Bernard
Bernard

Reputation: 17301

Git clean not removing a file

git reset --hard HEAD

gives me

git status

# On branch master
# Untracked files:
#   (use "git add <file>..." to include in what will be committed)
#
#   "LIFE/uploads/docs/Community_Plan_onlineA\314\203\342\200\240%92.pdf"
nothing added to commit but untracked files present (use "git add" to track)

Now, usually doing a clean would get rid of this untracked file.

git clean -df

Removing "LIFE/uploads/docs/Community_Plan_onlineA\314\203\342\200\240%92.pdf"

I'm however gettings this

git status

# On branch master
# Changes not staged for commit:
#   (use "git add/rm <file>..." to update what will be committed)
#   (use "git checkout -- <file>..." to discard changes in working directory)
#
#   deleted:    "LIFE/uploads/docs/Community_Plan_online\303\203\342\200\240%92.pdf"
#
no changes added to commit (use "git add" and/or "git commit -a")

Note the slightly different file name (_Plan_online\303 instead of _Plan_onlineA\314). What is causing this file to stick? I'm pulling on OSX btw with core.autocrlf=false

Upvotes: 3

Views: 4079

Answers (1)

Bert F
Bert F

Reputation: 87603

Its not really stuck - you've got a tracked (commited) file with the name LIFE/uploads/docs/Community_Plan_online\303\203\342\200\240%92.pdf. Stage the deletion and commit it to get rid of it.

Git gets duped by case-insensitive filesystems sometimes. You're dealing with two filenames with two different Unicode characters that HFS+ considers to be case-equivalent. Git thinks they are different files under some conditions and sometimes thinks are the same file under other conditions.

The OS-X default filesystem is case-insensitive and it stores filenames in decomposed UTF-8 ("normalization form D" according to that answer). So I think the 'A\314' is HFS+ using decomposed UTF-8 for a Latin 'A' with a combining diacritical mark (reverse comma above?). The '\303' that Git is reporting represents a Latin A with a tilde. I'm guessing that those letters are considered equivalent on a case-insensitive filesystem.

During the first git status, I would guess that Git checks the status of all tracked files and HFS+ reports a case-equivalent filename as present for that filename. Then Git looks for untracked files and sees a filename that doesn't exactly match any filename in its list of tracked files. Thus Git reports just an untracked file.

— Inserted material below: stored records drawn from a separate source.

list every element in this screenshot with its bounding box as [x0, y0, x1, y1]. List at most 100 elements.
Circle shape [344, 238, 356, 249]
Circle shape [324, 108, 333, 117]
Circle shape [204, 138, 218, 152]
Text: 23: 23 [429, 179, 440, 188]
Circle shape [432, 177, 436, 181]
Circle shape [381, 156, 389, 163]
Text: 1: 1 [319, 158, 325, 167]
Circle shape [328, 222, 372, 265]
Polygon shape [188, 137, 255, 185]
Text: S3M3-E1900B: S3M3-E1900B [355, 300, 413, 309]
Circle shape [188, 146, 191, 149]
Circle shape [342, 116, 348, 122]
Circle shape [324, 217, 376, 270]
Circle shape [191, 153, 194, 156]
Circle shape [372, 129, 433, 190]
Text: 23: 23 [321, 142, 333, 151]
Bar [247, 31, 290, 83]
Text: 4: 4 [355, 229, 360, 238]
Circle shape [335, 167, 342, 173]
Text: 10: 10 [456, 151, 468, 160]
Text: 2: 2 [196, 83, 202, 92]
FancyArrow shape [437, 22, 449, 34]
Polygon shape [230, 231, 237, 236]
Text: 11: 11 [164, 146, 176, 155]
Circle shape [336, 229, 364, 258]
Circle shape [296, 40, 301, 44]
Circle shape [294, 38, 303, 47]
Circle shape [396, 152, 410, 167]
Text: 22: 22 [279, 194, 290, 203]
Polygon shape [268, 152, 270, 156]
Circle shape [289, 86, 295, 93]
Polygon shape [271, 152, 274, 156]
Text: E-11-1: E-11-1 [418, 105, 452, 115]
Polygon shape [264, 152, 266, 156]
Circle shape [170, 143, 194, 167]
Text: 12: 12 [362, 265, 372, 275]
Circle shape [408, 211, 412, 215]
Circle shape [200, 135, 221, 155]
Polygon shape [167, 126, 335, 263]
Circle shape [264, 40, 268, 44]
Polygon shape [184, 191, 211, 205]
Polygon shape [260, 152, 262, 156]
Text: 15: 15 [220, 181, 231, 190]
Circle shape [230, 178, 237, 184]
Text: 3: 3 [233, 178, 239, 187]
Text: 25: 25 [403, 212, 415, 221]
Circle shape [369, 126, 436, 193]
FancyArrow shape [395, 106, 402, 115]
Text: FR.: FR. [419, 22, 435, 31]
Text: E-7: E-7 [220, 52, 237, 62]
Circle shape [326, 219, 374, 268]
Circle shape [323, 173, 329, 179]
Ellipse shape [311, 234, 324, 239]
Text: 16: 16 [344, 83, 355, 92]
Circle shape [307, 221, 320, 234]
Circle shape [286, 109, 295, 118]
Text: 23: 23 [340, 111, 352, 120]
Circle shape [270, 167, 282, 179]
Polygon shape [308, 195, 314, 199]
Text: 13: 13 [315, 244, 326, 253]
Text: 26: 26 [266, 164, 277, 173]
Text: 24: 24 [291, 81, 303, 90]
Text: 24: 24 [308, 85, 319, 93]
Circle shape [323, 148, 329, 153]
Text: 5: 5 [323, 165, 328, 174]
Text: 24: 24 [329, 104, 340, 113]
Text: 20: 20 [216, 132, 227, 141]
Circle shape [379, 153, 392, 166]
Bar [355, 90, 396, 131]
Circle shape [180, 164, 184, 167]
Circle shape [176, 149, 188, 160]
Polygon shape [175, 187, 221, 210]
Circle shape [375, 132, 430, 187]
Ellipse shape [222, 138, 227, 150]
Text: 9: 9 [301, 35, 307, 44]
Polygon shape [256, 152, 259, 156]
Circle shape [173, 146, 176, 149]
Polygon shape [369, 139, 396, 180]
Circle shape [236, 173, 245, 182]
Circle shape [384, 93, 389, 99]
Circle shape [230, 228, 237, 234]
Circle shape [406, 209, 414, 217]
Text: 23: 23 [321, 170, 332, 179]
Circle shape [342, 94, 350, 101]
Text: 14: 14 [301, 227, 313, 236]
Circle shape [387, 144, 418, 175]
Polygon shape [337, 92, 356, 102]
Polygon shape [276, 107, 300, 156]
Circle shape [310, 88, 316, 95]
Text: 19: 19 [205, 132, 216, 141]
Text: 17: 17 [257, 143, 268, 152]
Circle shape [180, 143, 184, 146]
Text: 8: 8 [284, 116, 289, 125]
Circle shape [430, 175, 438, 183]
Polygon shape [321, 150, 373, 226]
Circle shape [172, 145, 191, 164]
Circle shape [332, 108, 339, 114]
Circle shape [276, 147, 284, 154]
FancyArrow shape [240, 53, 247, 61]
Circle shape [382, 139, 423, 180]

During the second git status, Git checks the status of all tracked files and HFS+ reports no file matching the filename. Thus Git reports that a tracked file has been deleted. (Of course, now that the file is gone, it is not reported as a untracked file.)

You didn't say what version of Git you were using, but a newer version of Git may handle the situation better.